Le dieron dos mil pesos a cambio de llevar una caja de cartón a Los Mochis. Le indicaron que en la Terminal de Culiacán debía tomar un autobús de una línea que trabajaba para ellos. En el camino no habría problemas porque ese día no estaba anunciado ningún operativo en la carretera México 15.
Sabía lo que había en el interior de esa caja embalada y los riesgos a los que se enfrentaba si lo detenían los federales. Pero no le importó y aceptó el trato. Dos mil pesos equivalían a una semana completa de trabajo en la bodega cargando sacos de cemento todo el día con el calorón de agosto.
Ellos le aseguraron una y otra vez que no iba a tener problemas. Que la empresa trabajaba para ellos y el chofer del autobús también era parte del equipo, que en la terminal de Los Mochis ya lo estarían esperando dos colegas que le pagarían en efectivo por el servicio.
Le hubiera gustado arrepentirse, llamar por teléfono al que le ofreció el negocio y decirle que mejor no, que tenía miedo, que le diera una dirección para regresarle la caja. Pero el tipo que lo había contactado no le había dejado nada. Le había dicho, sí, que estarían cerca de él en todo momento. Así que volteó para todas partes esperando verlo entre la multitud que a esa hora hacía filas en las taquillas.
Pero no lo vio por ningún lado. A lo mejor había mandado a sus achichincles, pero tampoco vio a nadie observándolo. Quizá, pensó, si abandonaba la Terminal, arrepentido de haber aceptado el encargo, comenzarían a seguirlo, lo interceptarían antes de llegar a la calle y adónde vas, hijo de la chingada, con una pistola en las costillas.
No se animó ni siquiera a moverse de su asiento. En esas estaba cuando llegó el autobús. Al levantarse del asiento, descubrió que las piernas le temblaban. Cuando quiso subirse, un empleado con uniforme lo detuvo. ¿No será mejor que deje la caja en el maletero?, le preguntó. No, respondió él de inmediato, apretando más entre sus manos la caja que de pronto se volvió pesada. Se subió al autobús y se sentó hasta atrás, junto al baño. Quiso acomodar la caja en el piso, pero no había espacio. La acomodó en su regazo.
Pronto, el autobús se llenó de pasajeros. Pero junto a él no se sentó nadie. Apenas dejaron la Central de autobuses, el chofer puso una película en las pantallas. La mitad de los pasajeros se durmió.

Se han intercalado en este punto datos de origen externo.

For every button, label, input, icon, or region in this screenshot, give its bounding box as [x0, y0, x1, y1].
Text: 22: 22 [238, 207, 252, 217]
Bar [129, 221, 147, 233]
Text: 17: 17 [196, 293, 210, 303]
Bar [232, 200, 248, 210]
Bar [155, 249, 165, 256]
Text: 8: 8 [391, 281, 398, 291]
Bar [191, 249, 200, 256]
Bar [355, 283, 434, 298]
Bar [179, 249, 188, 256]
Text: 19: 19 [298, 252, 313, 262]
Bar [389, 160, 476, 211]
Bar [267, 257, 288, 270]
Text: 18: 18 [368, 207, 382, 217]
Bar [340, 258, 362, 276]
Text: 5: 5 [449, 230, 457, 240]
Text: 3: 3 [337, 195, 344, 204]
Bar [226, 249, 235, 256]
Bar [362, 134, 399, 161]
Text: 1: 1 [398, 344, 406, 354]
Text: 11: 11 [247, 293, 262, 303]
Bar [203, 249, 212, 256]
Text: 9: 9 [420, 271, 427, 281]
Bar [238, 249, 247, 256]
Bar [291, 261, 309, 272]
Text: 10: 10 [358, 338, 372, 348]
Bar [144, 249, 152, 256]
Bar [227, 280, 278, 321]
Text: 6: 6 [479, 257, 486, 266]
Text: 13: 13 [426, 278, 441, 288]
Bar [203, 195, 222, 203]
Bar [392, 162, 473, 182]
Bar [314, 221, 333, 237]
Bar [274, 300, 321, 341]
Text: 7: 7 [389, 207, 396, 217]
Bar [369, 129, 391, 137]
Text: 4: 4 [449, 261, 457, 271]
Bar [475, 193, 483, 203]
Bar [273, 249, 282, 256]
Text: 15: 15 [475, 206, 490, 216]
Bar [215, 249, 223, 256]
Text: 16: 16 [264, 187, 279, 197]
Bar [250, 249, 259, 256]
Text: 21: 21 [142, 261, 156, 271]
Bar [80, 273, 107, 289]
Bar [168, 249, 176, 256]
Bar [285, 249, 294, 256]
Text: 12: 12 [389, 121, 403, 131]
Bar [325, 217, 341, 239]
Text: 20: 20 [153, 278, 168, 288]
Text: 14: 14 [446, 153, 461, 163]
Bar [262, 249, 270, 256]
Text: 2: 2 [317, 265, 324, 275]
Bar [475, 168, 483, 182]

Pero él no podía ni siquiera cerrar los ojos. Cuando salieron a la carretera, no dejó de mirar por la ventanilla. Lo que más temía era que en cualquier momento apareciera un retén de militares o guardias nacionales que detuviera el autobús.
Entre Culiacán y Los Mochis hay dos horas y media de camino. A él le parecía que el autobús avanzaba a vuelta de rueda, jadeando trabajosamente. Se acabó la película y empezó otra. Intentó concentrarse en la pantalla, pero ni siquiera alcanzaba a ver los subtítulos. Tampoco tenía saldo en su celular como para entretenerse en sus redes sociales. Para intentar distraerse se puso a pensar en lo que haría con el dinero. Dos mil pesos se acaban en un suspiro. Hubiera pedido más, pensó. Pero cuando le ofrecieron el trato le pareció como un milagro del cielo ese dinero inesperado.
Llegaron a Los Mochis. El autobús serpenteó por varias calles antes de entrar a la Terminal. La indicación era entregarles la caja a dos hombres que ya lo estarían esperando en la puerta. Apenas bajó del autobús los vio. Eran unos morros de unos dieciocho, diecinueve años.
Ellos le recibieron la caja, no revisaron su interior, tampoco cruzaron ninguna palabra con él: nada más le pasaron cuatro billetes de quinientos pesos cada uno. Luego se dieron la vuelta y salieron de la terminal para abordar una camioneta Cheyenne que los esperaba en la calle.
Él decidió no quedarse más tiempo en ese lugar. Vio en una pantalla que en cinco minutos salía un autobús de otra línea con destino a Culiacán y compró un boleto de regreso. Ahora el viaje se le hizo más ligero.